In 1940, Winston Ruck started his first shift at the Sydney Steel Plant. He was elected to the executive of the Steelworker’s Union, local 1064, in 1964 and for another term in 1967. In 1970, he was the first Black to become President of local 1064 of the Steelworker’s Union and later he became Area 5 representative of the United Steelworkers of America. After he retired from the Steel Plant, Winston was asked to assist the Black United Front, an organization that was formed to advocate for the rights of African Nova Scotians. He took the challenge and spent several years guiding Black United Front and their affairs. Mr. Ruck worked tirelessly for the betterment of Black Nova Scotians and in 1990 Winston was awarded the Thomas Miller Human Rights Award.

Jonathan Skeete- (1952 –1987)

He was the first indigenous African Nova Scotian from Cape Breton Island to be recruited to the Royal Canadian Mounted Police. He generously gave his time to the youth of his community, Whitney Pier. He provided guidance and was an exemplary role model. In memory of the contributions he made to the community, the United Mission Youth Centre holds the Jonathan Skeete Memorial fun Run each August a memorial baseball game in his and Carl “Campy” Crawford’s memory. The Black Cultural Centre of Nova Scotia and the Royal Canadian Mounted Police sponsored an event called Operation Show and Tell honoring the late Jonathan Skeete and saluting all African Nova Scotians.

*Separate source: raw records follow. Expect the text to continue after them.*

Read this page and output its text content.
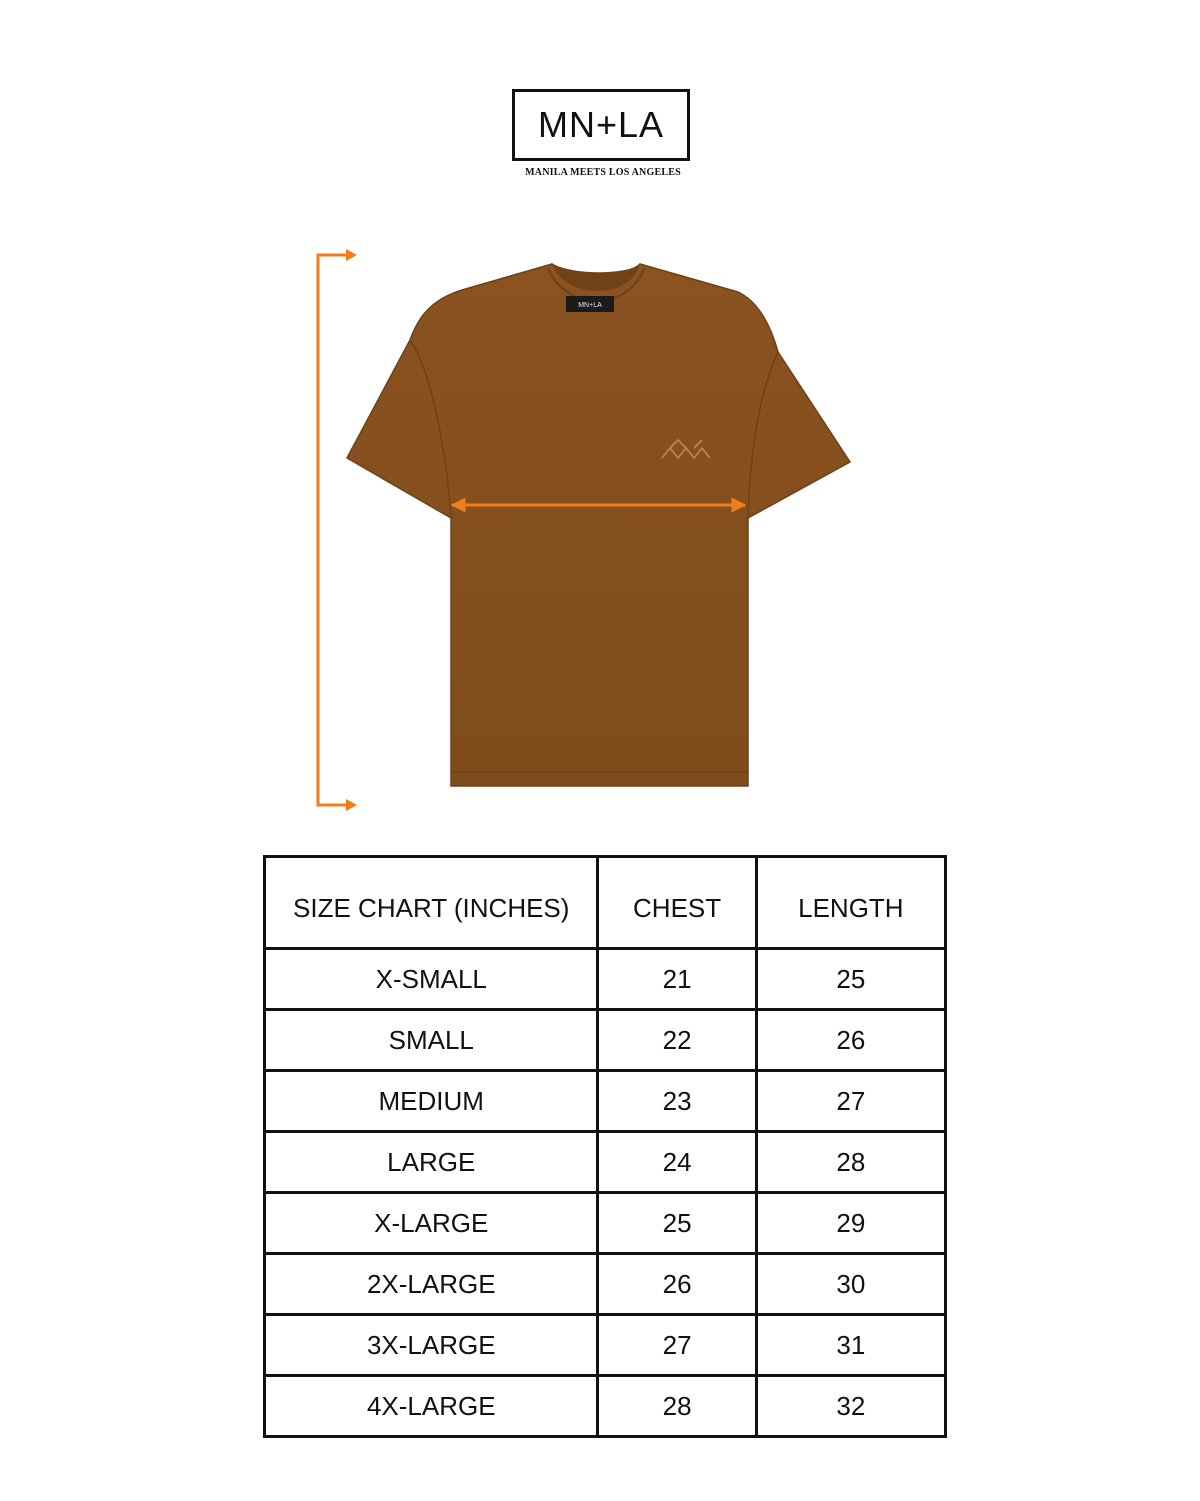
MN+LA
MANILA MEETS LOS ANGELES
MN+LA
SIZE CHART (INCHES)	CHEST	LENGTH
X-SMALL	21	25
SMALL	22	26
MEDIUM	23	27
LARGE	24	28
X-LARGE	25	29
2X-LARGE	26	30
3X-LARGE	27	31
4X-LARGE	28	32
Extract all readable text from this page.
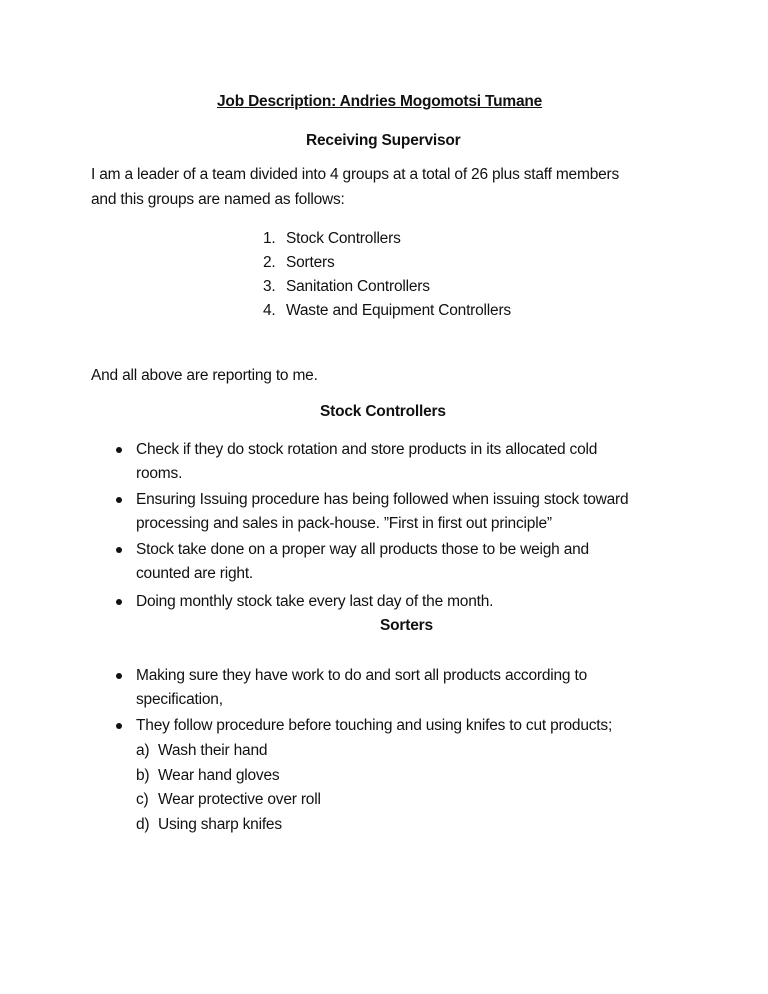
Job Description: Andries Mogomotsi Tumane
Receiving Supervisor
I am a leader of a team divided into 4 groups at a total of 26 plus staff members
and this groups are named as follows:
1. Stock Controllers
2. Sorters
3. Sanitation Controllers
4. Waste and Equipment Controllers
And all above are reporting to me.
Stock Controllers
Check if they do stock rotation and store products in its allocated cold
rooms.
Ensuring Issuing procedure has being followed when issuing stock toward
processing and sales in pack-house. ”First in first out principle”
Stock take done on a proper way all products those to be weigh and
counted are right.
Doing monthly stock take every last day of the month.
Sorters
Making sure they have work to do and sort all products according to
specification,
They follow procedure before touching and using knifes to cut products;
a) Wash their hand
b) Wear hand gloves
c) Wear protective over roll
d) Using sharp knifes
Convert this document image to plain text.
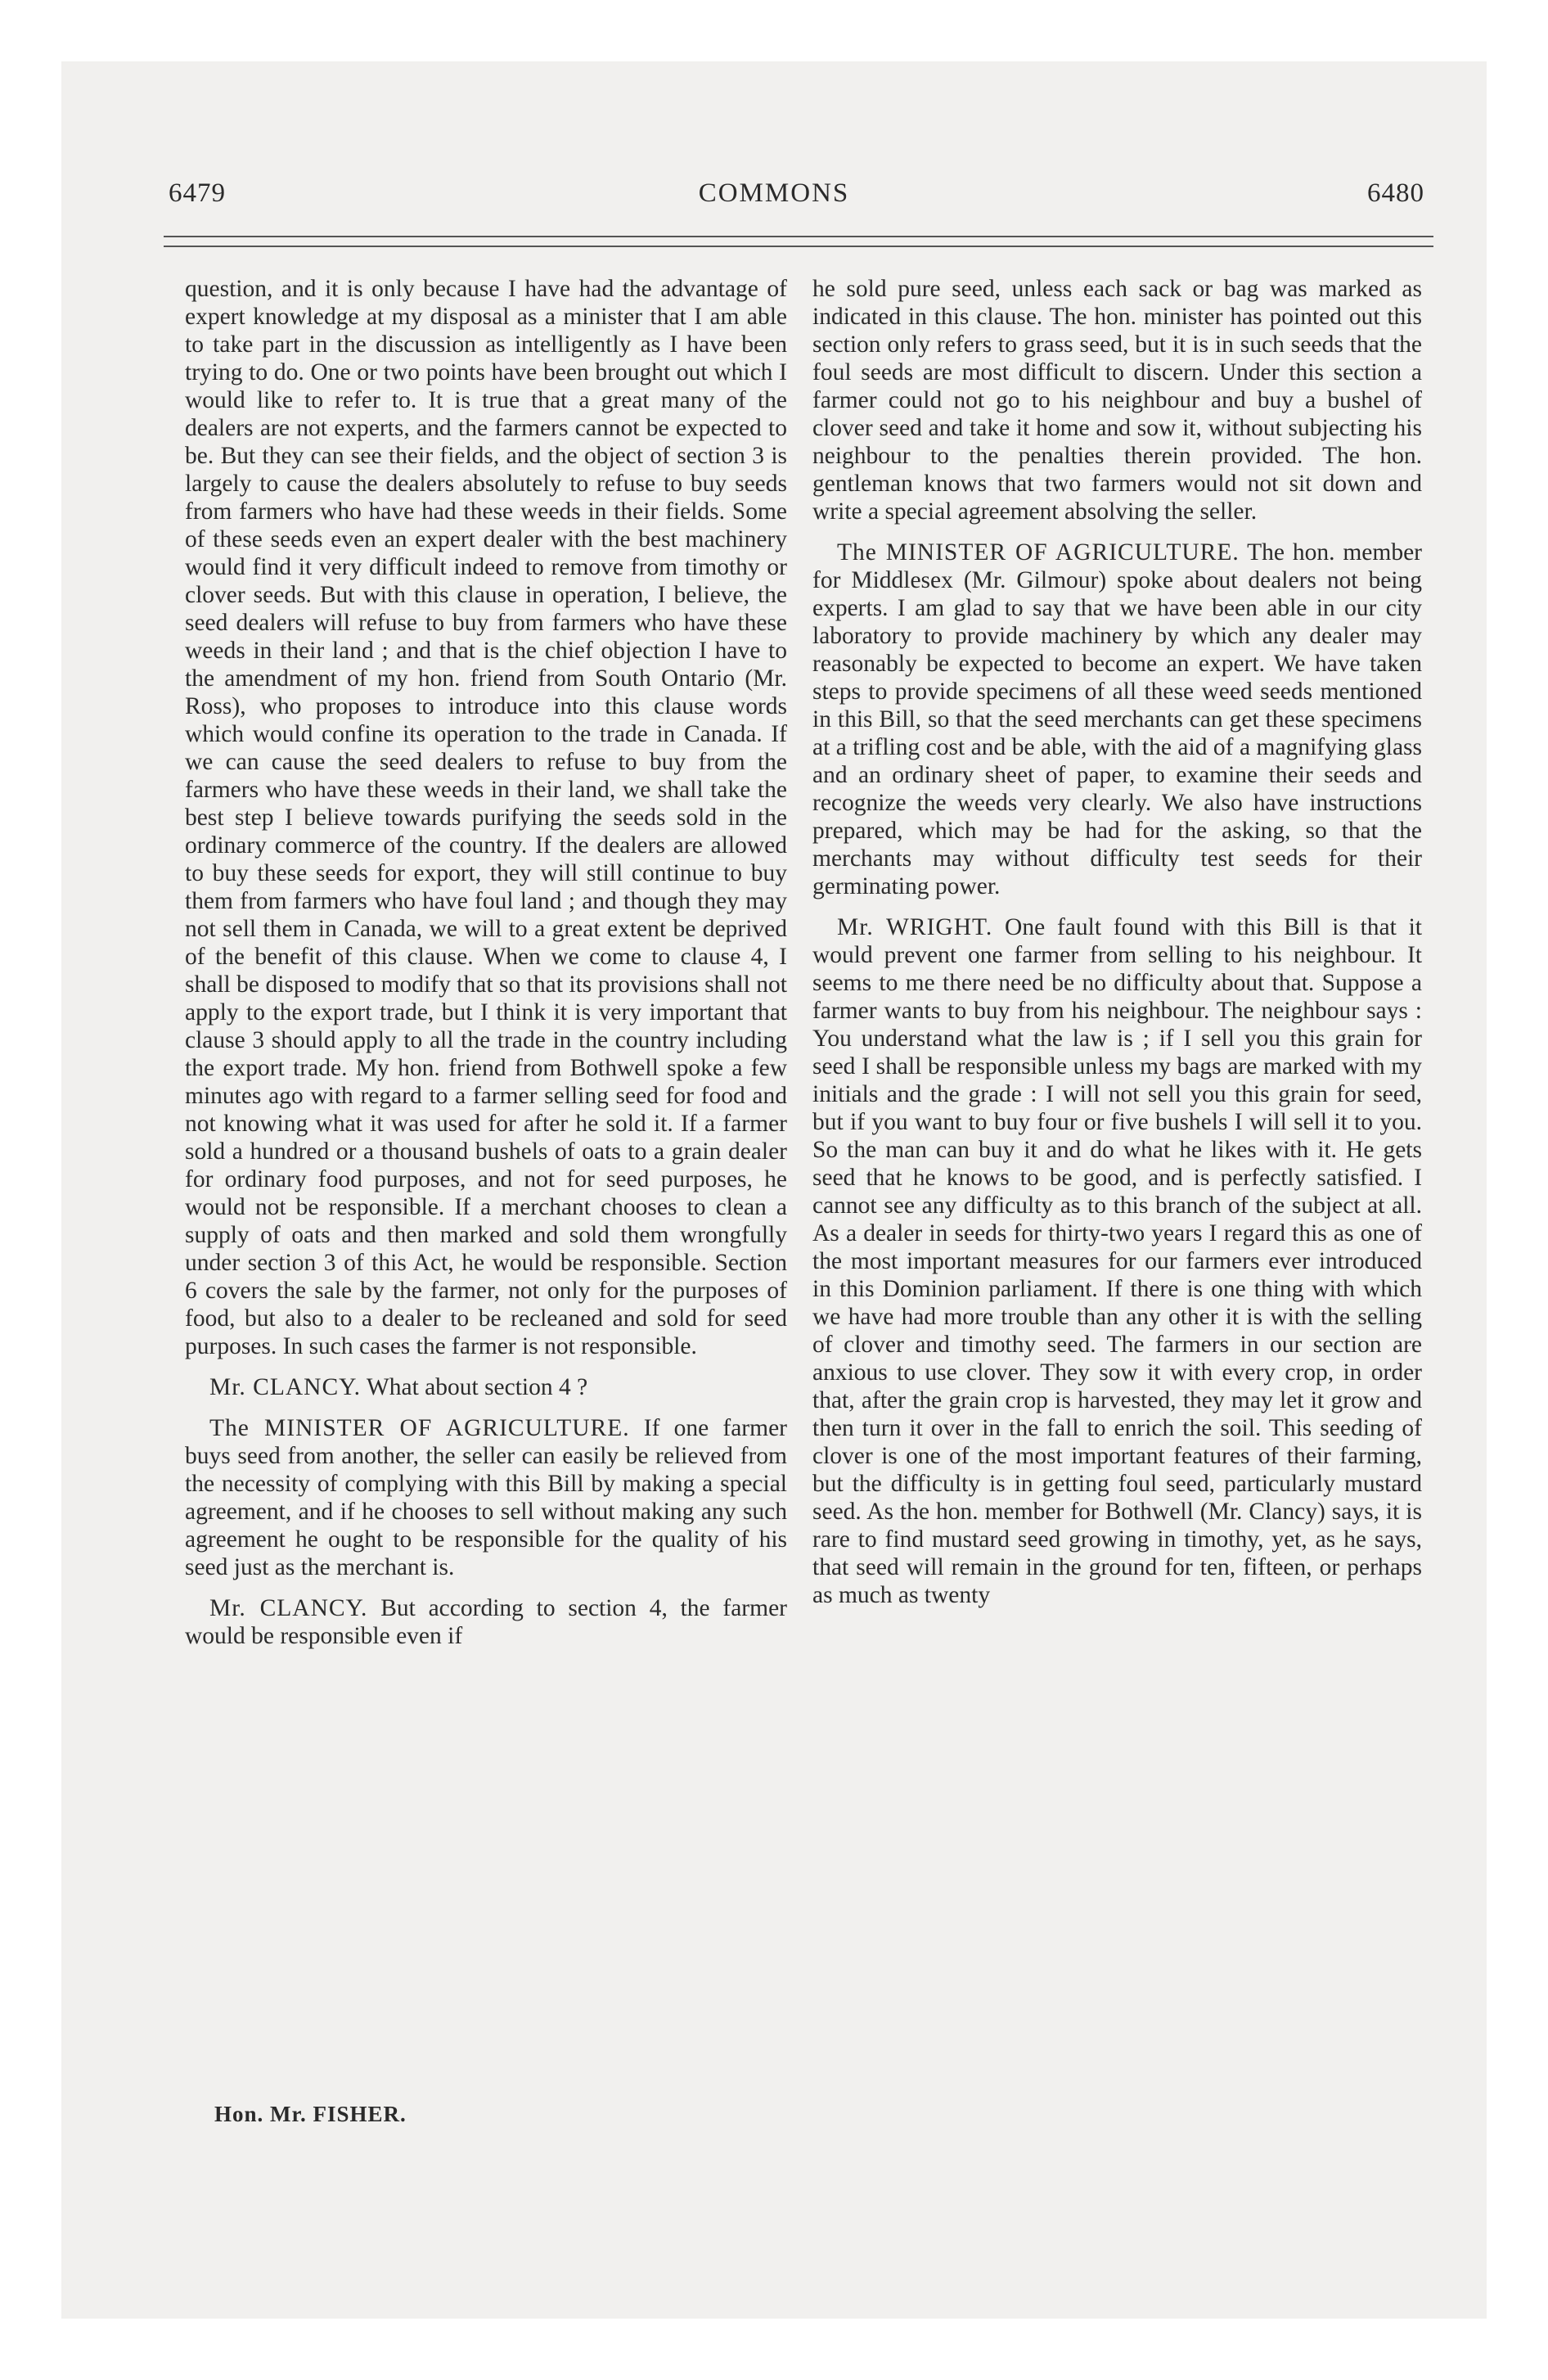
6479	COMMONS	6480

question, and it is only because I have had the advantage of expert knowledge at my disposal as a minister that I am able to take part in the discussion as intelligently as I have been trying to do. One or two points have been brought out which I would like to refer to. It is true that a great many of the dealers are not experts, and the farmers cannot be expected to be. But they can see their fields, and the object of section 3 is largely to cause the dealers absolutely to refuse to buy seeds from farmers who have had these weeds in their fields. Some of these seeds even an expert dealer with the best machinery would find it very difficult indeed to remove from timothy or clover seeds. But with this clause in operation, I believe, the seed dealers will refuse to buy from farmers who have these weeds in their land ; and that is the chief objection I have to the amendment of my hon. friend from South Ontario (Mr. Ross), who proposes to introduce into this clause words which would confine its operation to the trade in Canada. If we can cause the seed dealers to refuse to buy from the farmers who have these weeds in their land, we shall take the best step I believe towards purifying the seeds sold in the ordinary commerce of the country. If the dealers are allowed to buy these seeds for export, they will still continue to buy them from farmers who have foul land ; and though they may not sell them in Canada, we will to a great extent be deprived of the benefit of this clause. When we come to clause 4, I shall be disposed to modify that so that its provisions shall not apply to the export trade, but I think it is very important that clause 3 should apply to all the trade in the country including the export trade. My hon. friend from Bothwell spoke a few minutes ago with regard to a farmer selling seed for food and not knowing what it was used for after he sold it. If a farmer sold a hundred or a thousand bushels of oats to a grain dealer for ordinary food purposes, and not for seed purposes, he would not be responsible. If a merchant chooses to clean a supply of oats and then marked and sold them wrongfully under section 3 of this Act, he would be responsible. Section 6 covers the sale by the farmer, not only for the purposes of food, but also to a dealer to be recleaned and sold for seed purposes. In such cases the farmer is not responsible.

Mr. CLANCY. What about section 4 ?

The MINISTER OF AGRICULTURE. If one farmer buys seed from another, the seller can easily be relieved from the necessity of complying with this Bill by making a special agreement, and if he chooses to sell without making any such agreement he ought to be responsible for the quality of his seed just as the merchant is.

Mr. CLANCY. But according to section 4, the farmer would be responsible even if

he sold pure seed, unless each sack or bag was marked as indicated in this clause. The hon. minister has pointed out this section only refers to grass seed, but it is in such seeds that the foul seeds are most difficult to discern. Under this section a farmer could not go to his neighbour and buy a bushel of clover seed and take it home and sow it, without subjecting his neighbour to the penalties therein provided. The hon. gentleman knows that two farmers would not sit down and write a special agreement absolving the seller.

The MINISTER OF AGRICULTURE. The hon. member for Middlesex (Mr. Gilmour) spoke about dealers not being experts. I am glad to say that we have been able in our city laboratory to provide machinery by which any dealer may reasonably be expected to become an expert. We have taken steps to provide specimens of all these weed seeds mentioned in this Bill, so that the seed merchants can get these specimens at a trifling cost and be able, with the aid of a magnifying glass and an ordinary sheet of paper, to examine their seeds and recognize the weeds very clearly. We also have instructions prepared, which may be had for the asking, so that the merchants may without difficulty test seeds for their germinating power.

Mr. WRIGHT. One fault found with this Bill is that it would prevent one farmer from selling to his neighbour. It seems to me there need be no difficulty about that. Suppose a farmer wants to buy from his neighbour. The neighbour says : You understand what the law is ; if I sell you this grain for seed I shall be responsible unless my bags are marked with my initials and the grade : I will not sell you this grain for seed, but if you want to buy four or five bushels I will sell it to you. So the man can buy it and do what he likes with it. He gets seed that he knows to be good, and is perfectly satisfied. I cannot see any difficulty as to this branch of the subject at all. As a dealer in seeds for thirty-two years I regard this as one of the most important measures for our farmers ever introduced in this Dominion parliament. If there is one thing with which we have had more trouble than any other it is with the selling of clover and timothy seed. The farmers in our section are anxious to use clover. They sow it with every crop, in order that, after the grain crop is harvested, they may let it grow and then turn it over in the fall to enrich the soil. This seeding of clover is one of the most important features of their farming, but the difficulty is in getting foul seed, particularly mustard seed. As the hon. member for Bothwell (Mr. Clancy) says, it is rare to find mustard seed growing in timothy, yet, as he says, that seed will remain in the ground for ten, fifteen, or perhaps as much as twenty

Hon. Mr. FISHER.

Clotilda Yakimchuk- In 1954, she graduated from the Dartmouth Nova Scotia Hospital School of Nursing. She was the first person of African descent to serve in the capacity of the president of the Nurses Association of Nova Scotia. She also served as Vice Chair of the Eastern Regional Health Board. Clotilda retired from the Cape Breton Regional Hospital as the Director of Education Services in 1994, but continues to volunteer her time on many boards and committees.



Calvin Ruck
Senator, community activist and author of the book, "No 2 Construction Battalion. He was raised in the community of Whitney Pier.